Published online by Cambridge University Press: 22 September 2009
I have accumulated large debts in writing this book. Thoughts for it began to form when I was a Simon Senior Research Fellow in the Department of Government at the University of Manchester, and developed further when I was Visiting Research Fellow at the Centre for Philosophy and Public Affairs in the Department of Moral Philosophy at the University of St Andrews. I am deeply grateful to both departments for providing such a congenial and intellectually stimulating atmosphere. My luck continued with a brief Visiting Research Fellowship at the Institute of Advanced Study of the University of London. I am grateful to Jo Wolff and the University for finding me a peaceful room buried deep in the bowels of the University Senate House (the building which provided the model for George Orwell's Ministry of Truth in 1984).
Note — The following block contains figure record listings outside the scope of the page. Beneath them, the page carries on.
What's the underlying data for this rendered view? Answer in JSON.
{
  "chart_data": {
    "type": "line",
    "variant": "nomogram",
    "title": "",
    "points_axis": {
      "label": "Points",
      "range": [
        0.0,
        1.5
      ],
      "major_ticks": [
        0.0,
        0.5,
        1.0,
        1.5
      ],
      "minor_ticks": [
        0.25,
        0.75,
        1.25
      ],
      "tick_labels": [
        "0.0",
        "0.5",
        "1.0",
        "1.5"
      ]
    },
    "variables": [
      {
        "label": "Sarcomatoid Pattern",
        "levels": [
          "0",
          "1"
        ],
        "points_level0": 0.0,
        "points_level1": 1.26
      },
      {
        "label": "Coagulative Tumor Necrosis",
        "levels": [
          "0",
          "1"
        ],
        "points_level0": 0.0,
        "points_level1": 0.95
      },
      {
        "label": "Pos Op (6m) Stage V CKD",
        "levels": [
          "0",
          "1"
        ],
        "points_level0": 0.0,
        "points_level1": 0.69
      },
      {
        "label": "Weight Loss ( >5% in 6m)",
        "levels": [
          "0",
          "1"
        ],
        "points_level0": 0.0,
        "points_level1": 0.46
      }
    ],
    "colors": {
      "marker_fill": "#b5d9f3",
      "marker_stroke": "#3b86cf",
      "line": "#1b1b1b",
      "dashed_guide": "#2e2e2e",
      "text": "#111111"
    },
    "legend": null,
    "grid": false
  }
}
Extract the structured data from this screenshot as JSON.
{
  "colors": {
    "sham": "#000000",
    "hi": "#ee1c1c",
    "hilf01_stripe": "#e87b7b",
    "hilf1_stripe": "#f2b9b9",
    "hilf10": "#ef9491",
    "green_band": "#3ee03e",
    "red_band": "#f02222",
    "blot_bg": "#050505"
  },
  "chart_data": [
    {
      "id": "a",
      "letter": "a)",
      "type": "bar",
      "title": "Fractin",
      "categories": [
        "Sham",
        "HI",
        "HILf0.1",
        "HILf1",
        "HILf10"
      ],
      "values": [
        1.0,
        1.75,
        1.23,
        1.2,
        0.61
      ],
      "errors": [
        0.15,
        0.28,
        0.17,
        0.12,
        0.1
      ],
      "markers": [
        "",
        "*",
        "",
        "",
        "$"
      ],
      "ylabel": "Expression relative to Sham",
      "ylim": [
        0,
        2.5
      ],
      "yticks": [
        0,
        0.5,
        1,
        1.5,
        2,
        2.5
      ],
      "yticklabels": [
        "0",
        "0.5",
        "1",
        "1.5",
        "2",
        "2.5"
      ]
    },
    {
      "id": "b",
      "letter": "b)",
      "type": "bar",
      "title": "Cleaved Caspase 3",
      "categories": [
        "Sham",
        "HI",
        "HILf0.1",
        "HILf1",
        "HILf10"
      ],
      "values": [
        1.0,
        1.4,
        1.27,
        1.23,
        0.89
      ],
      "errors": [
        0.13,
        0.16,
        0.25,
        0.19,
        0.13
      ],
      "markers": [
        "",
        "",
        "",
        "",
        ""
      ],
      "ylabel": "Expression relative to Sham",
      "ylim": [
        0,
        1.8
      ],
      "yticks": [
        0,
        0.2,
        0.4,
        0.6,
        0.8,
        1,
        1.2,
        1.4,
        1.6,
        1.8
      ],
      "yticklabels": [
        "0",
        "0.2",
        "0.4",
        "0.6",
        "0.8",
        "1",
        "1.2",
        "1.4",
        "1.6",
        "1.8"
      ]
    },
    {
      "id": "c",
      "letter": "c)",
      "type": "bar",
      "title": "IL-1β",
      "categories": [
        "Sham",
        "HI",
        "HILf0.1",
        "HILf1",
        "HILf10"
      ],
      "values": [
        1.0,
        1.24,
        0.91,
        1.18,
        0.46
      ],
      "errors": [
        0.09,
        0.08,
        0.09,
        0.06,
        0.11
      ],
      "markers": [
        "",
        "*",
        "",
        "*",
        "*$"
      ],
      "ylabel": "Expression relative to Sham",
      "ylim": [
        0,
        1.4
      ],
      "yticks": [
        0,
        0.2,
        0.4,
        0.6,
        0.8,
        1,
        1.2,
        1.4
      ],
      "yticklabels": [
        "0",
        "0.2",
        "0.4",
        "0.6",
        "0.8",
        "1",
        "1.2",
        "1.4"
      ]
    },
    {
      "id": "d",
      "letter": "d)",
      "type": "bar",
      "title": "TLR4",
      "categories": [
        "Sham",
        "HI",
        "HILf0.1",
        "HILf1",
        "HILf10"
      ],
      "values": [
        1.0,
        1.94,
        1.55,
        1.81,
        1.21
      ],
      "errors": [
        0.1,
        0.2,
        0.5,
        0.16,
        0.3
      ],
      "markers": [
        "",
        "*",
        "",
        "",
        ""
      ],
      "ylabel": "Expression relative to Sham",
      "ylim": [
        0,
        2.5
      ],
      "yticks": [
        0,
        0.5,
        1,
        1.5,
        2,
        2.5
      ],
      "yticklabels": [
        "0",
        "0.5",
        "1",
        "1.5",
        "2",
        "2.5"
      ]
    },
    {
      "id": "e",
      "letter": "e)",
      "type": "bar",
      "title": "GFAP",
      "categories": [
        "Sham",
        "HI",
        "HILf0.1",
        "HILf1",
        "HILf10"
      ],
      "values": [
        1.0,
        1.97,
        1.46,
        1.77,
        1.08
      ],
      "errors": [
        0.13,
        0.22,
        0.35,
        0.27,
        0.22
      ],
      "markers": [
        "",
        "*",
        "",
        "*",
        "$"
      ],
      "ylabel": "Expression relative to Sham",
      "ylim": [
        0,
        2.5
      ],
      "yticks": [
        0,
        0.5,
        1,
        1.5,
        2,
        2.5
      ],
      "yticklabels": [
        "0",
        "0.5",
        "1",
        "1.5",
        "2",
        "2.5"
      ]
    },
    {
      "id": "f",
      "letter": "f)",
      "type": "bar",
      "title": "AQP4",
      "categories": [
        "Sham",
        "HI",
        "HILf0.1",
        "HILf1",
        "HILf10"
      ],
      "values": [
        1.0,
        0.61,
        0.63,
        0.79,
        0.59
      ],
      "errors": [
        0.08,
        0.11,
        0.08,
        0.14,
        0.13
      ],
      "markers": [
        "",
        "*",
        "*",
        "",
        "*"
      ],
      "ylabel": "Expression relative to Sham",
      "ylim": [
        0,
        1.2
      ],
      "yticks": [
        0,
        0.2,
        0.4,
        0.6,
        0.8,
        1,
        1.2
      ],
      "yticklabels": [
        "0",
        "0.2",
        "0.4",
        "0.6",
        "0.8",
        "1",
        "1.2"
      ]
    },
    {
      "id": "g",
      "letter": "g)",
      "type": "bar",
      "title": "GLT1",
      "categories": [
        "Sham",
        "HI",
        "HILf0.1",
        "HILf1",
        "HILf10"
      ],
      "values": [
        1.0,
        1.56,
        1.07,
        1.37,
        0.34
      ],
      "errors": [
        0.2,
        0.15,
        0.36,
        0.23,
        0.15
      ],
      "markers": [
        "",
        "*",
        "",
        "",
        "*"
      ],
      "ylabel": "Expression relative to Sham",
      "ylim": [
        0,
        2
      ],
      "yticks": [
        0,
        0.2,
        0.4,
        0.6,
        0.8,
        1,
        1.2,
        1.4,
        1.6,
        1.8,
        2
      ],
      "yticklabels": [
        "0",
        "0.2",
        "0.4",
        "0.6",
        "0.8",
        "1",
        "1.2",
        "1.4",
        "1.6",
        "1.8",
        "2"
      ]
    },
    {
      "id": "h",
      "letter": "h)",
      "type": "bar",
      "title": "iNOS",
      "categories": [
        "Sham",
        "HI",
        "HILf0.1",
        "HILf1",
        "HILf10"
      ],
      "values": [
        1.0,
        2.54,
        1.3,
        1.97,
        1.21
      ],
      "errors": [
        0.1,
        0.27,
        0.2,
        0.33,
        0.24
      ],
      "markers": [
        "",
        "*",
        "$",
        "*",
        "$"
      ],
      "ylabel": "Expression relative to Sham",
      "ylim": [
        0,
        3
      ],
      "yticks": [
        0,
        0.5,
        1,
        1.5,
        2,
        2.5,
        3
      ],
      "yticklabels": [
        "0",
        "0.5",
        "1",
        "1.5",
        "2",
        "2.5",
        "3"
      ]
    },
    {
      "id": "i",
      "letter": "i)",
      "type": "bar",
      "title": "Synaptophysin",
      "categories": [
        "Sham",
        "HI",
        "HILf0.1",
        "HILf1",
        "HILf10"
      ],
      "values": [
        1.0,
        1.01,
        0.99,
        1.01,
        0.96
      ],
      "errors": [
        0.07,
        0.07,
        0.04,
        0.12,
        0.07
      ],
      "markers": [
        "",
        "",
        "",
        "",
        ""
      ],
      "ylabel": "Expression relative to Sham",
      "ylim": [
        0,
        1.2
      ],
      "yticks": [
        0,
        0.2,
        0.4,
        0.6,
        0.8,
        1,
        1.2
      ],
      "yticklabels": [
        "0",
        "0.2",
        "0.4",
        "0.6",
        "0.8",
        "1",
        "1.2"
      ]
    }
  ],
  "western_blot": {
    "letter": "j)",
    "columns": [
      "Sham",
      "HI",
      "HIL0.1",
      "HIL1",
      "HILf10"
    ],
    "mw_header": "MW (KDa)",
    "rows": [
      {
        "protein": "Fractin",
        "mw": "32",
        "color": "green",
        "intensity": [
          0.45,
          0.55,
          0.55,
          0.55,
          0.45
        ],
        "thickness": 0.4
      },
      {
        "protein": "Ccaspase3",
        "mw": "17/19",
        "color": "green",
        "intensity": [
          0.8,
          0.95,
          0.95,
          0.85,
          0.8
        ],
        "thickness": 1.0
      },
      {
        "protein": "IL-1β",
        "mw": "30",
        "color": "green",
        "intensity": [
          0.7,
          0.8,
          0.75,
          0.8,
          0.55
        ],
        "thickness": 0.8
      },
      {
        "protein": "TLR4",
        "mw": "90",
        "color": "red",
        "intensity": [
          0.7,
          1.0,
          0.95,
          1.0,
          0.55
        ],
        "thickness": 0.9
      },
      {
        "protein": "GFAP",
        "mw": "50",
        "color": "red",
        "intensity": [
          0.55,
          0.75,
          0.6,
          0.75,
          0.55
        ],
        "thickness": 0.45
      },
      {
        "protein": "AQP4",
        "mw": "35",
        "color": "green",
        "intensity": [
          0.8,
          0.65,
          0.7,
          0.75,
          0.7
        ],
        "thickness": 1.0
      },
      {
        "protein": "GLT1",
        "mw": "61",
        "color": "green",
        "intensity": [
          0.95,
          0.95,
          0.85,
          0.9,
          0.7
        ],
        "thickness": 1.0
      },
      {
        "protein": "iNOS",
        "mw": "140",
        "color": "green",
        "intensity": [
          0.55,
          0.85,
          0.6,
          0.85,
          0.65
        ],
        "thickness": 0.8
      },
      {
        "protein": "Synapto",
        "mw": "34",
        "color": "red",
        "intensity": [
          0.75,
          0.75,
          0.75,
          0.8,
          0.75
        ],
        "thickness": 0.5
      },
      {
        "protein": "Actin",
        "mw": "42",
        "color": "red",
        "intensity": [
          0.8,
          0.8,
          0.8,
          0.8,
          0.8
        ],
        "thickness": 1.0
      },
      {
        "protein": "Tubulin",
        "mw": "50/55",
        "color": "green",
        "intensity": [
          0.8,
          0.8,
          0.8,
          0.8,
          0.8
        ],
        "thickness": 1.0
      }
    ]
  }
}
My past and present colleagues in the Department of Philosophy at the University of Bristol agreed to my having study leave on more than one occasion, and I am greatly indebted to them for their generosity. Finally, I am also happy to acknowledge the award of a research fellowship from the Arts and Humanities Research Board of the British Academy, which enabled me to complete final drafting.
I owe an impersonal debt to the handful of analytical philosophers who have written works which swim against the individualist tide in various ways. I have learnt much from the work of Peter French, Margaret Gilbert, Susan Hurley, Larry May, John Searle and Raimo Tuomela.